As the fall athletic seasons ramp up, Trinity’s student athletic trainers face constantly increasing responsibilities.
“During football season, we work a lot. I came to school early for two-a-days and that was 12-hour days sometimes. It could be anywhere from six to 12 hour days. Football season is our main work and their games are the ones we actually go to,” said Tori Copenhaver, a junior student athletic trainer majoring in psychology and communication.
Copenhaver and her fellow trainers work countless hours in order to keep Trinity’s student athletes healthy and prepared for their practices and games. Not only do Trinity’s trainers work in the training room making ice bags and taping ankles, but they also work to make sure athletes have proper insurance and access to certain doctors who can help them with specific injury issues.
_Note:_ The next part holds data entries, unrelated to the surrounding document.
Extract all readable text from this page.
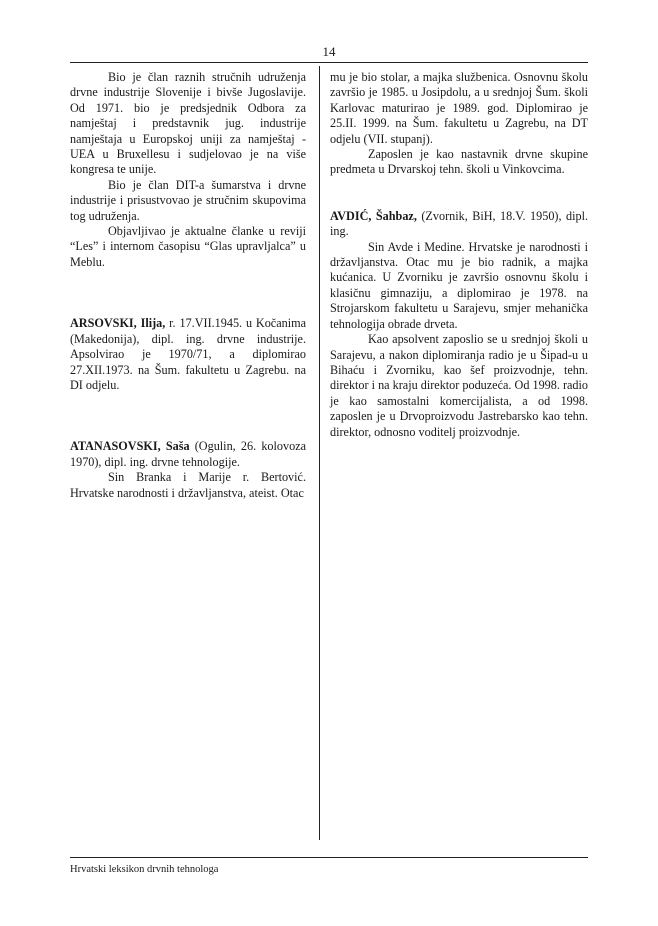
14

Bio je član raznih stručnih udruženja drvne industrije Slovenije i bivše Jugoslavije. Od 1971. bio je predsjednik Odbora za namještaj i predstavnik jug. industrije namještaja u Europskoj uniji za namještaj - UEA u Bruxellesu i sudjelovao je na više kongresa te unije.

Bio je član DIT-a šumarstva i drvne industrije i prisustvovao je stručnim skupovima tog udruženja.

Objavljivao je aktualne članke u reviji “Les” i internom časopisu “Glas upravljalca” u Meblu.

ARSOVSKI, Ilija, r. 17.VII.1945. u Kočanima (Makedonija), dipl. ing. drvne industrije. Apsolvirao je 1970/71, a diplomirao 27.XII.1973. na Šum. fakultetu u Zagrebu. na DI odjelu.

ATANASOVSKI, Saša (Ogulin, 26. kolovoza 1970), dipl. ing. drvne tehnologije.

Sin Branka i Marije r. Bertović. Hrvatske narodnosti i državljanstva, ateist. Otac

mu je bio stolar, a majka službenica. Osnovnu školu završio je 1985. u Josipdolu, a u srednjoj Šum. školi Karlovac maturirao je 1989. god. Diplomirao je 25.II. 1999. na Šum. fakultetu u Zagrebu, na DT odjelu (VII. stupanj).

Zaposlen je kao nastavnik drvne skupine predmeta u Drvarskoj tehn. školi u Vinkovcima.

AVDIĆ, Šahbaz, (Zvornik, BiH, 18.V. 1950), dipl. ing.

Sin Avde i Medine. Hrvatske je narodnosti i državljanstva. Otac mu je bio radnik, a majka kućanica. U Zvorniku je završio osnovnu školu i klasičnu gimnaziju, a diplomirao je 1978. na Strojarskom fakultetu u Sarajevu, smjer mehanička tehnologija obrade drveta.

Kao apsolvent zaposlio se u srednjoj školi u Sarajevu, a nakon diplomiranja radio je u Šipad-u u Bihaću i Zvorniku, kao šef proizvodnje, tehn. direktor i na kraju direktor poduzeća. Od 1998. radio je kao samostalni komercijalista, a od 1998. zaposlen je u Drvoproizvodu Jastrebarsko kao tehn. direktor, odnosno voditelj proizvodnje.

Hrvatski leksikon drvnih tehnologa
“This time of the year is crazy. Right before school starts, all the fall sports come in so that means I have to get their charts ready. I have to make sure everyone is turning in their paperwork, so I will do 40-hour work weeks before school starts,” said Emily Shiraki, a senior trainer majoring in business and communication.
Student athletic trainers are students who qualify for Trinity’s work-study program and are referred to the training program.
“They are student workers just like anybody else on campus. They are either paid through federal work study or through institutional dollars. Essentially, we have two groups of kids. The group of kids who did it in high school and enjoy it, but are here at Trinity to do something else. The other group of kids are folks who are pre-med, pre-physical therapy, pre-occupational therapy — somehow they have some relation or some interest in medicine, sports medicine, rehab, occupational medicine, something along those lines,” said Marc Powell, Trinity’s head athletic trainer.
Prior to the school year, student trainers also go through CPR and first aid certification. Student trainers are typically supervised by staff trainers when treating athletes who have high re-injury risks, but are otherwise given leniency to work with other athletes. Powell feels fortunate to have his group of students.
“We have a really great staff and a great group of kids that work really hard and we feel really fortunate to have them,” Powell said.